When Pro Football Focus’ preseason offensive line rankings came out on Tuesday and the Bears were ranked 30th out of 32, I wasn’t terribly surprised, given the youth and inexperience at several positions.
What does surprise me, however, is that national writers seem obsessed with the idea that new free agent signing Ted Larsen will open the year starting at left guard.
Personally, I fully expect Chicago’s opening day starter at left guard to be Cody Whitehair. If he isn’t, I think the Bears might have a problem.
And I’m not jumping the gun just because Whitehair impressed with his opportunities early in mini-camp when Larsen was absent due to injury and has, for the time being, risen to the top of the depth chart by default. After all, it’s hard to judge offensive lineman until the pads actually come on, so we won’t start knowing how good our second-round pick is until a few weeks from now.
I believe Whitehair should start because if everything we’ve seen and heard about him is true, he’s likely already better than Larsen could ever be.
— Adam Jahns (@adamjahns) June 17, 2016
I’ve mentioned this in previous writings, but it bears repeating given that Larsen is in direct competition with Whitehair to start at left guard: all the evidence indicates that Larsen is just not very good, and playing him for extended snaps would be unfortunate.
PFF itself ranked Larsen 72nd out of 81 qualified linemen last season, giving him a cumulative grade of 37.2 last season for his 10 starts with the Cardinals at right guard. That’s 37.2 out of 100. Having seen a few wacky grading scales in my time, I can say I’ve yet to see a curve that could make that grade not an “F”.

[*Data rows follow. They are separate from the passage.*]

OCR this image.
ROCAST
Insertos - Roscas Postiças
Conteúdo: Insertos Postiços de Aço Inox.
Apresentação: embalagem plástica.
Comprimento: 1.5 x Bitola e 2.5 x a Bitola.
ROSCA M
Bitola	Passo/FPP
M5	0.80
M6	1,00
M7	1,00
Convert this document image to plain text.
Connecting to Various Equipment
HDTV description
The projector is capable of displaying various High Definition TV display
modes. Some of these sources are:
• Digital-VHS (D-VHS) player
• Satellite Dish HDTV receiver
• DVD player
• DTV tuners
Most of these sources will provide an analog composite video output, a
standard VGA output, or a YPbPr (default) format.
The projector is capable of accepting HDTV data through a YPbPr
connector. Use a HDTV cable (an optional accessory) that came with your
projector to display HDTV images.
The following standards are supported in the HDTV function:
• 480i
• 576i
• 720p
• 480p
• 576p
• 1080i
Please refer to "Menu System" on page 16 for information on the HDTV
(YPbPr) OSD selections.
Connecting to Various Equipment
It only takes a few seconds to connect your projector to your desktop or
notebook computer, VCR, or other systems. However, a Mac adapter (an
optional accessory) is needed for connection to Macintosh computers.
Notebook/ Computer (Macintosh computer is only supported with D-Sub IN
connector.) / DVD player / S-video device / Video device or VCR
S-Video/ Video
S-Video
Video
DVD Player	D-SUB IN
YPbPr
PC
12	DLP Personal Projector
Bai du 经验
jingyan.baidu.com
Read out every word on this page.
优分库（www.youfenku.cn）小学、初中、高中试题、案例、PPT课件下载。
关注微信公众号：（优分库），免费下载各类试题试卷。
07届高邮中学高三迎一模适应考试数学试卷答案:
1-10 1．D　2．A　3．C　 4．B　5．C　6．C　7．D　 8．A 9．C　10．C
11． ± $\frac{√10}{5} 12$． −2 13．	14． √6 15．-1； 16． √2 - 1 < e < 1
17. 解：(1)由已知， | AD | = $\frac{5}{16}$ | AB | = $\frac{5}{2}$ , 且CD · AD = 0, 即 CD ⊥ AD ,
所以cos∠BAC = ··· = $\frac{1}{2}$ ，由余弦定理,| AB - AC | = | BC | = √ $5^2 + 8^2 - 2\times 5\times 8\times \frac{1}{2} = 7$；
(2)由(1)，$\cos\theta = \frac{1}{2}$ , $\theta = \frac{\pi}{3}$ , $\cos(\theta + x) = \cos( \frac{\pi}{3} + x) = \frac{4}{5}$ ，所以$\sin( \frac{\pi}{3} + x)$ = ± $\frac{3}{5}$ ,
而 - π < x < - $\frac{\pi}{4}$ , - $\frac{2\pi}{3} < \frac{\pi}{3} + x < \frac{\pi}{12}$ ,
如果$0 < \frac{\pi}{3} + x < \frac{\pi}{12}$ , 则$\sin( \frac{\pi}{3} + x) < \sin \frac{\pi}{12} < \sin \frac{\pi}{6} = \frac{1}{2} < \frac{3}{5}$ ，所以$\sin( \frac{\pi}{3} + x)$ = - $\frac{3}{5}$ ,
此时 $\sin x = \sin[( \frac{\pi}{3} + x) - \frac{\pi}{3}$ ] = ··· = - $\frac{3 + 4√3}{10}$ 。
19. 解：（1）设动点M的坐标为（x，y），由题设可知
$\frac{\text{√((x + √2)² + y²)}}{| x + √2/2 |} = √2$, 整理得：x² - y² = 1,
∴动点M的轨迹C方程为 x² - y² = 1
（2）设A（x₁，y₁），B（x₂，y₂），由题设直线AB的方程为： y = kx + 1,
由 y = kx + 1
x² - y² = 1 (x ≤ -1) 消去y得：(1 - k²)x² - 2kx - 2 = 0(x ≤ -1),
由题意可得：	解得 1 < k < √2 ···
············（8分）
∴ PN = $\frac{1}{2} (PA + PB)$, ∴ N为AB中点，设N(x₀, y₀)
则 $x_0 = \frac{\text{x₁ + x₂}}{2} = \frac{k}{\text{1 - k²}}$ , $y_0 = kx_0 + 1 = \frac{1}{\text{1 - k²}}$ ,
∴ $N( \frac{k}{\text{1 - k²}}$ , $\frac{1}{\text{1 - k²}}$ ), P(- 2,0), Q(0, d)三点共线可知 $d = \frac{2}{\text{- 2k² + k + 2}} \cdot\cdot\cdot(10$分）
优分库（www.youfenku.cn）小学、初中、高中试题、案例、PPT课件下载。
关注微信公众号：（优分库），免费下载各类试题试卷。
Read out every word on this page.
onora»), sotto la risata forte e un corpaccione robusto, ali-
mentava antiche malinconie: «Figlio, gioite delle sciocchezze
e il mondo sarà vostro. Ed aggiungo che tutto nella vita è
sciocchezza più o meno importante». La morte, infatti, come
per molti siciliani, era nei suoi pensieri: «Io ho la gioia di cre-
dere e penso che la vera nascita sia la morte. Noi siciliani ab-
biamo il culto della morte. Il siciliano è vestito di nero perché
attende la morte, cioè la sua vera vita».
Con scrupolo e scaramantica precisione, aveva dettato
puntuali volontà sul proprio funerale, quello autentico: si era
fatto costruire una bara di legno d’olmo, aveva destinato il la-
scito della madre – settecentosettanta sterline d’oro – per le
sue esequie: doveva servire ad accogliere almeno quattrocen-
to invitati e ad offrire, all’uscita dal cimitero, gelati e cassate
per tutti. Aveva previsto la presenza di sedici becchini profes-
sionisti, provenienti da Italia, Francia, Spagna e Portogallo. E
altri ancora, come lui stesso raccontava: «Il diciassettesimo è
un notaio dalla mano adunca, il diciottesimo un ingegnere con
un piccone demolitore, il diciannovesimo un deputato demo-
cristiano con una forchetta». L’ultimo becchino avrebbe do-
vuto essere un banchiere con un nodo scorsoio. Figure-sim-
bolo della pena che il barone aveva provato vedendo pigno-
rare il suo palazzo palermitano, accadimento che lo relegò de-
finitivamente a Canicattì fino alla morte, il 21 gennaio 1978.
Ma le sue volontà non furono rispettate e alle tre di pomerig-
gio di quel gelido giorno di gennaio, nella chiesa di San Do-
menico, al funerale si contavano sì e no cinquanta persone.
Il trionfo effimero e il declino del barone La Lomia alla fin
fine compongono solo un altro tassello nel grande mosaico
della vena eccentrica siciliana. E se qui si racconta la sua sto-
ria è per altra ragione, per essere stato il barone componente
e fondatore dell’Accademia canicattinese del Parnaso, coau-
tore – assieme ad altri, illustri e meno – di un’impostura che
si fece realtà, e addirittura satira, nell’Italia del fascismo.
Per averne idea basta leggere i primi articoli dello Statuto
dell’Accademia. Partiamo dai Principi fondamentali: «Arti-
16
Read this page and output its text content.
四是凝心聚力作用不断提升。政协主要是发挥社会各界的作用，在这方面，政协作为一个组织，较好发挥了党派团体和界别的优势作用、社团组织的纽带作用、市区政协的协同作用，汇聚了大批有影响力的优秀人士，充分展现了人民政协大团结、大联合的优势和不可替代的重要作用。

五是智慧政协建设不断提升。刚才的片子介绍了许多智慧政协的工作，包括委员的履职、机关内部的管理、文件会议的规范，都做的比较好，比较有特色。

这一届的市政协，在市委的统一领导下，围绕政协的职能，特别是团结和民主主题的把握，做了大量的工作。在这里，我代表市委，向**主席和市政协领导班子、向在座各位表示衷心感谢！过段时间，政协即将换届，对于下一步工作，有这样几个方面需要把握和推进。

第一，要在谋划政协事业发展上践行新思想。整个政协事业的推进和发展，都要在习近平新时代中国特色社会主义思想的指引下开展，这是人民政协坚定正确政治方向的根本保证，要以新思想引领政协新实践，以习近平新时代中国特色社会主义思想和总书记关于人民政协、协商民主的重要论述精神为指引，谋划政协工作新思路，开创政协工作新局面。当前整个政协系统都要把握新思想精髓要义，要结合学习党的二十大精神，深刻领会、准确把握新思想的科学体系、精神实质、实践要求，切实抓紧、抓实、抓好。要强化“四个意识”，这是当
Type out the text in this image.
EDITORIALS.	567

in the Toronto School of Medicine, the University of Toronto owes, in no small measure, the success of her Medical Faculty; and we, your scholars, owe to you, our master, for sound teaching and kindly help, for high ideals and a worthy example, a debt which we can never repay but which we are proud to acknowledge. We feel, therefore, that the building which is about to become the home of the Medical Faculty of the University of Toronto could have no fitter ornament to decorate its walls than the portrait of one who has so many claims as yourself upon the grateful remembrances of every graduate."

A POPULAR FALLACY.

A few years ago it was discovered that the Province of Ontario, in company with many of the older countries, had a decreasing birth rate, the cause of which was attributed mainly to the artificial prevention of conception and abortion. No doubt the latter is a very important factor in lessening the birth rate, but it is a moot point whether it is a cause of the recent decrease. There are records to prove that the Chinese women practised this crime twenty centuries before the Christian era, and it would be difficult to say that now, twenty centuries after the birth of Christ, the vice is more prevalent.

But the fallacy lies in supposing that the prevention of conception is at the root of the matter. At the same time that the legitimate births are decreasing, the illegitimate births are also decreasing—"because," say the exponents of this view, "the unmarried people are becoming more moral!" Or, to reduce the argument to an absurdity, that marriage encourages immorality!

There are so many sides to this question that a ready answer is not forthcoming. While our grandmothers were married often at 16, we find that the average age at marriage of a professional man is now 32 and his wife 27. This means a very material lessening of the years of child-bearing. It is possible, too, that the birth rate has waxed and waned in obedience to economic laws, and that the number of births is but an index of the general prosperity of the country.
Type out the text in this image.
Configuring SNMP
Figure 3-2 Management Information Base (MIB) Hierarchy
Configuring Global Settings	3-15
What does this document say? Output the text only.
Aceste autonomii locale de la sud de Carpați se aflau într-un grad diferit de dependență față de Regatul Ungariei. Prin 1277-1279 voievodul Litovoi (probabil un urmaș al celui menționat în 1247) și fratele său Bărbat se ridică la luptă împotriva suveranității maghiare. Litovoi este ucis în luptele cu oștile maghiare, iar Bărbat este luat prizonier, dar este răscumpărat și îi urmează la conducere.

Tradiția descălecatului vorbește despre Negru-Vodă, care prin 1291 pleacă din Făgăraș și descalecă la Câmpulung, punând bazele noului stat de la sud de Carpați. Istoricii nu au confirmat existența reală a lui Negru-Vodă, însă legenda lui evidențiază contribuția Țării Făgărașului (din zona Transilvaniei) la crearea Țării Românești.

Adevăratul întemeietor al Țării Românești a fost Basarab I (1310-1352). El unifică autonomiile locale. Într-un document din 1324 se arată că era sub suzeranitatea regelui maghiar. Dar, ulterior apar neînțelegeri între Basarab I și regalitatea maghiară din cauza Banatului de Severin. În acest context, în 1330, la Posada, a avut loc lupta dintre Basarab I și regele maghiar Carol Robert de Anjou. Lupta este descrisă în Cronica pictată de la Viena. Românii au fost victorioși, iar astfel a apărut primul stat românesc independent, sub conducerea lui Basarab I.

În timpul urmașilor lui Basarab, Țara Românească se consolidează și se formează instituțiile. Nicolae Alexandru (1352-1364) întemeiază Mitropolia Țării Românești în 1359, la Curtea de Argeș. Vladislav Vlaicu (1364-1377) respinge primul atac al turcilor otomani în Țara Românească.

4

Even if you don’t subscribe much to PFF’s grades—Bruce Arians certainly didn’t seem to, as he benched last year’s first-round pick Jonathan Cooper for Larsen after allowing Cooper to take Larsen’s job—something like that is pretty glaring. Contrast that with Whitehair, who graded out as the top tackle in all of college football last season and was widely considered the best guard prospect coming out of this draft.
— Scott Krinch (@scottiekrinch) April 30, 2016
Sure, Larsen has plenty of experience, having started in 57 of the 86 games in which he’s played (including all 26 games he played in the last two seasons). Conventional wisdom would seem to indicate, in most cases, that you don’t want to throw rookies into the fire if you don’t have to, which is why the Bears started Will Montgomery last year instead of Hroniss Grasu to begin last season.
Obviously it didn’t work out as planned because Montgomery got injured, but it seems like they had the right idea given Grasu’s subsequently uneven performance when he got his chance to start.
If the Bears are committed to putting their best five offensive lineman on the field, however, it’s hard to believe Whitehair shouldn’t be on the field at left guard quickly. While there are concerns about his brute strength and arm length, his lauded technique makes him a far less raw prospect than Kyle Long was when he came into the league and a more NFL-ready player than Grasu was coming out of Oregon’s spread offense.
If he impresses the Bears’ coaching staff with his ability to execute the playbook and holds his own when training camp gets going in earnest, which seems to be the case so far, then I don’t want the Bears to wait to start Whitehair. Aside from our previous good fortune with highly drafted offensive guards, I’ll also take my chances with this coaching staff putting him in positions to succeed.
We’ll know more in a few weeks regarding what will happen with the left guard spot. Perhaps Larsen will return and show that his experience makes him more ready to start Week 1 than Whitehair, which is certainly not impossible. Maybe one of them gets forced out due to injury, making this discussion a moot point.
All things being equal, though, I’m confident in Whitehair’s ability to be the kind of immediately impactful player that Long and stud Dallas Cowboy guards La’el Collins and Zack Martin—an All-Pro with whom Whitehair is often compared—were on the interior. We all know that Larsen is no answer.
And if Whitehair’s ready to start right away, the Bears will field a young group of offensive linemen in that, while likely going through plenty of growing pains, could transform into something formidable if given time to gel. In particular, their collective athleticism would be very intriguing, given the run-heavy offense that the Bears are sure to employ under John Fox.
Maybe it won’t be pretty this year, but that’s all the more reason, in my mind, to see what Whitehair can do and if he is as good as the Bears hope. If he can’t get on the field, my instinct won’t be to get excited about Ted Larsen; it will be to wonder if the Bears might not have gotten they thought they were getting, which would be a sore blow to both their current and future plans.
The Bears’ offensive line likely won’t be great whether Whitehair starts most, or all, of this season or not. But with him in the lineup, I believe the Bears could at least be better than people think. Who knows? Maybe they’ll surprise us.